Monday, October 10, 2011

I don't get it

I've never been diagnosed with Asperger's syndrome and I don't plan on getting a diagnosis, but lately I've been pondering a few of the things so-called "normal" people do that I find quite baffling:

1. Dancing.
I can't remember when I last danced. It was definitely in 19-something. Unlike some of the other items on my list, I really wish I did get dancing because some people really seem to enjoy it. In a way I do get it - music is extremely evocative; hear a song on the radio and I'll be transported back to where I first heard it, possibly ten or twenty years ago. Sometimes I'll involuntarily tap my foot to music I like, and dancing is just an extension of foot-tapping. But the bit I really don't understand is when everyone decides to dance in a big group at a nightclub or somewhere similar. Why there, why not at Pak 'n' Save or any of the other places you hear music? Someone once tried to explain it to me along the lines of "Pak 'n Save is shopping, nightclubs are social" but that didn't cut any ice with me.

2. Buying clothes.
This could be a man thing as much as an Aspie thing, but why do people keep buying new clothes to replace their perfectly good "old" (but really still quite new) ones? I understand that clothes serve various purposes - to keep you warm and to express oneself being two obvious ones - but buying the latest style achieves very little by way of self-expression. Plus getting rid of perfectly good clothes is very wasteful. I do buy clothes from time to time, mostly from second-hand shops or on TradeMe. On the odd occasion I buy something from a standard clothes shop, it's usually for work purposes.
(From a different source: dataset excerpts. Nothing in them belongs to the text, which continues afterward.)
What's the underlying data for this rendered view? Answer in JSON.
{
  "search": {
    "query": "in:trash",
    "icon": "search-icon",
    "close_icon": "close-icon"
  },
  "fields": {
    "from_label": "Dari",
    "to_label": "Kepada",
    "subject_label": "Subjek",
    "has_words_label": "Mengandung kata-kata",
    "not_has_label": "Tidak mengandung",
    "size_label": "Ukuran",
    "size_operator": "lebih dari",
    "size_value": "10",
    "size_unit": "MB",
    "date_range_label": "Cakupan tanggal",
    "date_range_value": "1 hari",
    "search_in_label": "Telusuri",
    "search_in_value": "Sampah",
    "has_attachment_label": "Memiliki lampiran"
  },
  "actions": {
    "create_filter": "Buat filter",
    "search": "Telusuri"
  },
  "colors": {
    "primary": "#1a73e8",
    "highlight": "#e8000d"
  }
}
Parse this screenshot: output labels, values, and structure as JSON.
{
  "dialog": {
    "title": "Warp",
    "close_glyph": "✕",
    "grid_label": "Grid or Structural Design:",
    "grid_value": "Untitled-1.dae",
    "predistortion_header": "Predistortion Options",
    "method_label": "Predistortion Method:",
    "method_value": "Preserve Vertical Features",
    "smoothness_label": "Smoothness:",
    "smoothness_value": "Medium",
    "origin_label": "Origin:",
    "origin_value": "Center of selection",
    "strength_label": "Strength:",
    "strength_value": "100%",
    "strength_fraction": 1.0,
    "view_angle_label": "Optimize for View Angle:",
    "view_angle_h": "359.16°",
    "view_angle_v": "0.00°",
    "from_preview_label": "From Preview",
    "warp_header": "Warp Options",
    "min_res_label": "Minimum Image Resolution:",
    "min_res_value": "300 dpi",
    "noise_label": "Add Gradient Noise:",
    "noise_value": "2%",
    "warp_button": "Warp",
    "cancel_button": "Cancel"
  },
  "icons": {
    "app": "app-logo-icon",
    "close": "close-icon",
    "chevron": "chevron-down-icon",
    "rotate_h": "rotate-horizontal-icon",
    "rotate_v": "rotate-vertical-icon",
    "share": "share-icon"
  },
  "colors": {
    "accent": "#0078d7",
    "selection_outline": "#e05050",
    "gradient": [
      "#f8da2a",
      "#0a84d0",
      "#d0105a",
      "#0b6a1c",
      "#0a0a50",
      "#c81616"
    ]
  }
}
3. Leaving someone's house.
When I was growing up, I could never understand why someone would say "right, I'd better be off now" at 8:30 and still bloody well be there at five to nine. It still confuses me now. What is it, some kind of game? If so, how come nobody explained the rules to me.

4. Watching sport on TV.
I watch less sport than I used to, but the rugby World Cup has made me think of this. I've never seen the attraction of watching sport on TV in a large group, such as in a pub, when I can do so from the comfort of my home where I can see the screen and hear the commentary but can't smell other people's bodies.

5. Weddings.
Do I really have to elaborate? One of the (male!) presenters on breakfast TV recently said "weddings, they're just so much fun" and I had to switch over. However, if a really close friend of mine were ever to get married, I'd be so happy for that person that I'm sure I'd find the occasion a very joyous one.

Tuesday, October 4, 2011

Six hundred to one

On Saturday I saw the game between France and Tonga with my cousin, her husband and their three boys. It was some game, and quite an upset, with Tonga the deserved victors. There was a great atmosphere inside the ground, perhaps helped by the unexpected path the match took. Despite living almost a year of my life in France I was more than happy that the Tongans won; what a shame they lost to Canada earlier in the tournament - three wins would have seen them qualify for the quarter-finals at France's expense. A quick Google search told me that Tonga's population is just over 100,000 while France have 600 times more people and it's not as if they don't care about rugby there. That gives you some idea of the scale of what Tonga achieved.